We desperately need a resurrection.

We desperately need a bodily resurrection.  A resurrection that recognizes the body and the spirit that has always dwelled within it.  A resurrection that is so public, so celebrated, that that the divine spark of our women can’t be diminished or dominated. We need a resurrection that forces us to realize women are so vital we need to raise them from the ground so we can propel the church forward.

We need to raise up our women as Tabitha was raised up. Tabitha, a woman so central to the faith and ministry of the early church that God breathed new life into her.  She was so important that the community came together, crying out for her return, until God heard their prayer.

This is the resurrection power of the church. The church is the place that cries out for the leadership we desperately need. The church also takes our hands and pulls us to our feet.  However, the resurrection should not be declared when women are handed leadership roles.  It is easy for us to look around, see women in power, and think that our work is done. The resurrection should come in the form of a church that recognizes the inherent worth of all people, women especially.

I am grateful for my time working with United Methodist Women, because I think they have always been a strong reminder that ministry by women and ministry TO women is world-changing ministry. They have been on the forefront of most social issues.
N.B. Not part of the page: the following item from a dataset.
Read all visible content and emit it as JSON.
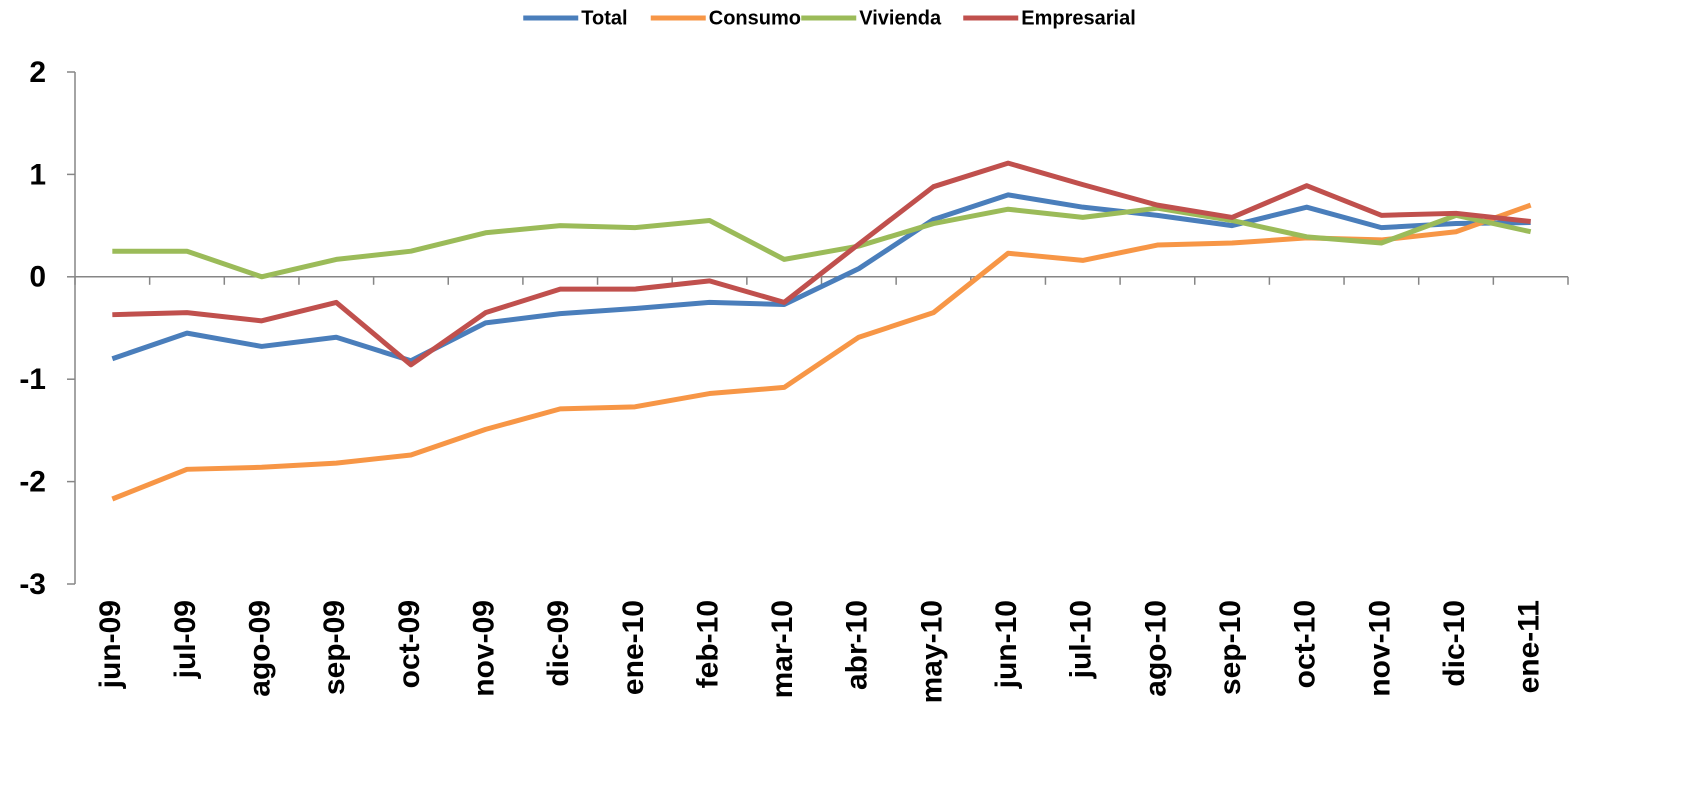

They see the need to affirm the value of all peoples because women know, all too well, the gifts and lives that are lost when the church decides one group of people should be denied leadership.  United Methodist Women see the unique role that women play around the world, the role that extends beyond giving birth to the next generation, and have a strong legacy of lifting them up as to lift up entire communities.

We need that kind of work to be central in the church. Not that we need to focus all our efforts on women. Men talk like they’re afraid of that, but let’s be real, there’s not a lot of danger of men losing their voice in church leadership.  No, we need to know what United Methodist women, and the women in Tabitha’s community, have always known: there is a wisdom that women bring to the table that is essential. We are prophets that see the world with painful clarity, and see the hope even more clearly.

And I think we need to be willing to talk about sex. We need to be willing to say that women do have bodies to be celebrated but are not JUST celebrated for their bodies. I think we need to talk about the women we respect the same way we talk about the women we pass on the street.  Ask ourselves, and those around us, why it is ok to speak sexually about a woman when she walks by and then preach chastity from the pulpit. How do we decide that some women are worth being honored, while we ignore others as if their choices, or the length of their skirt, have left them outside of grace.  We can’t critically examine the way our objectification pushes women down without naming sexual desires that drive us. We have to talk about sex that is good and sex that is wanted and sex that is actually rape and what yes and no really mean. We have to support women who say no.  We have to support women who say yes.

We have to be the resurrection that is desperately needed.

I follow women like Tabitha.  Like Esther, Hagar, Martha, and Mary. Women like the professors and deans and friends who surround me. I am grateful for the inspiration they provide me as I move into a new ministry in a new place.  And I’m grateful to all of you for allowing me to serve this year. I have felt greatly blessed to be in a community that doesn’t just support women, but allows us to put on plays where we talk about abuse and talk about vaginas – and lets us say vagina in chapel. But we are too good to rest on the laurels of our goodness.  We are just good enough to know we can be better. So now, I call us to a resurrection that restores women to wholeness, to power, and recognizes the divinity that breathes new life into all of us.

Amen.

1 comment:

  1. Janessa, I would have loved to be there to hear and see you enact resurrection in all the ways you do. Your sermon made me celebrate through tears. So many places and people need to hear this message of hope and lament. Go, Janessa. Be you in the spirit.